For this project, the practical requirement is met by identifying the dataset title, author, source URL, and license in both the report and the final R script. The analytical tables, engineered variables, models, and figures are transformations produced for this study; they should continue to carry the source attribution when shared together with the underlying data.
OpenStreetMap data are downloaded through the osmdata
package and stored in a local cache. Three groups of spatial objects are
used:
The source coordinates are stored in WGS 84 (EPSG:4326).
Spatial distances, buffers, and areas are calculated in the Polish
metric coordinate reference system EPSG:2180. This
transformation is necessary because calculations performed directly on
longitude and latitude would not yield reliable distances in metres or
areas in square metres.
| Variable | Mean | Median | First quartile | Third quartile |
|---|---|---|---|---|
| Asking price per m2 (PLN) | 18,453 | 17,917 | 15,625 | 20,689 |
| Floor area (m2) | 57.10 | 52.36 | 41.60 | 67.00 |
| Number of rooms | 2.59 | 2.00 | 2.00 | 3.00 |
| Construction year | 1989 | 1995 | 1970 | 2012 |
| Distance to city centre (km) | 5.94 | 5.62 | 3.77 | 8.13 |
| Distance to nearest green area (m) | 24.05 | 13.28 | 5.73 | 32.91 |
| Green share within 500 m | 26.38% | 23.61% | 16.27% | 33.94% |
| Green share within 1,000 m | 29.63% | 27.68% | 21.76% | 35.69% |
| Distance to nearest transport stop (m) | 152.84 | 123.31 | 67.09 | 195.34 |
| Distance to nearest POI (m) | 92.34 | 58.23 | 31.39 | 107.92 |
The median asking price is lower than the mean, which indicates a moderately right-skewed price distribution. The typical listing has two rooms, an area slightly above 52 m2, and is located about 5.6 km from the defined city centre. The very short median distance to green space reflects the broad OpenStreetMap definition used in the project: it includes many types of mapped green polygons, not only large public parks.

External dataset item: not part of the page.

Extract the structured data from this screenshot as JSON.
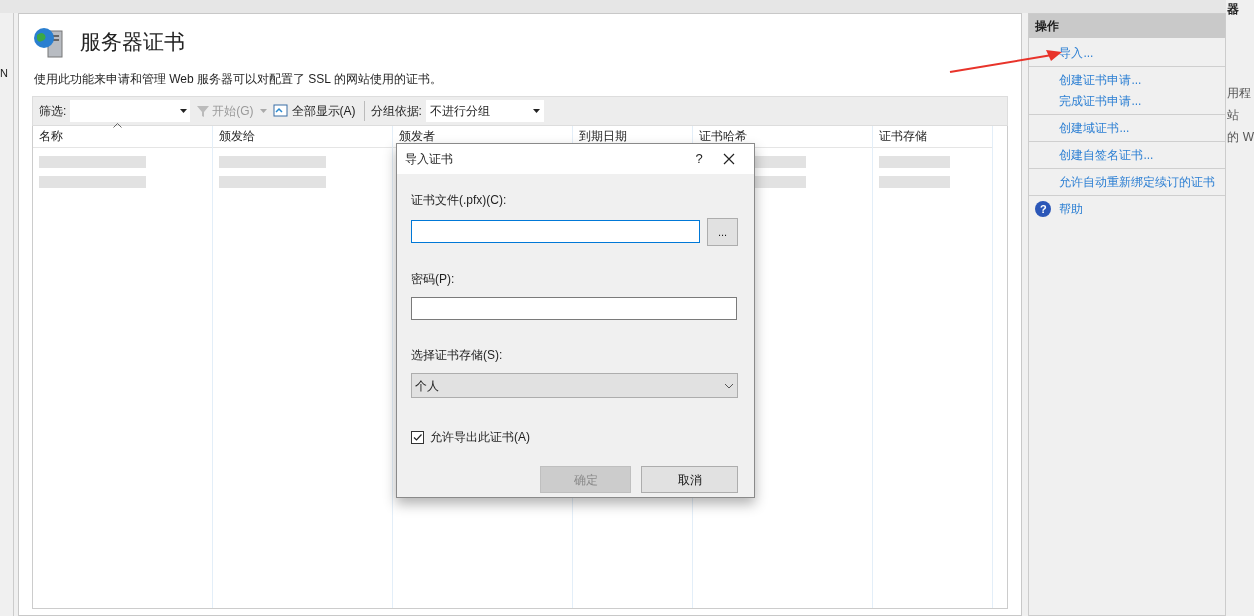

The raw correlation between asking price and distance to the city centre is -0.472. In contrast, the correlations between price and distance to green space, green share within 500 m, and green share within 1,000 m are -0.082, -0.069, and -0.015, respectively. These bivariate relationships already suggest that centrality is a stronger market signal than the selected green-space measures. However, correlations alone cannot account for nonlinear effects, interactions, or confounding between location variables, so model-based comparisons remain necessary.
Figure 1. Spatial distribution of apartment asking prices and mapped green areas in Warsaw.
Five conceptually distinct groups of predictors are constructed.
| Feature set | Main variables | Purpose |
|---|---|---|
| Baseline | area, rooms, floor, floor count, construction year | Describe the apartment and building |
| Location | baseline, longitude, latitude, distance to centre | Capture broad urban price gradients |
| Green | location, distance to green, green counts, green area and share in 500 m and 1,000 m buffers | Measure green-space accessibility and exposure |
| Accessibility | location, distance and counts of stops and POIs | Represent transport and service accessibility |
| Spatial | all variables above | Test the complete information set |
Both 500 m and 1,000 m buffers are used because they represent different spatial scales. The smaller buffer approximates the immediate walking environment, while the larger buffer describes a wider neighbourhood. Counts and area shares are included together because the number of polygons does not necessarily represent their total surface. One large park and several small green fragments may have similar counts but very different environmental meaning.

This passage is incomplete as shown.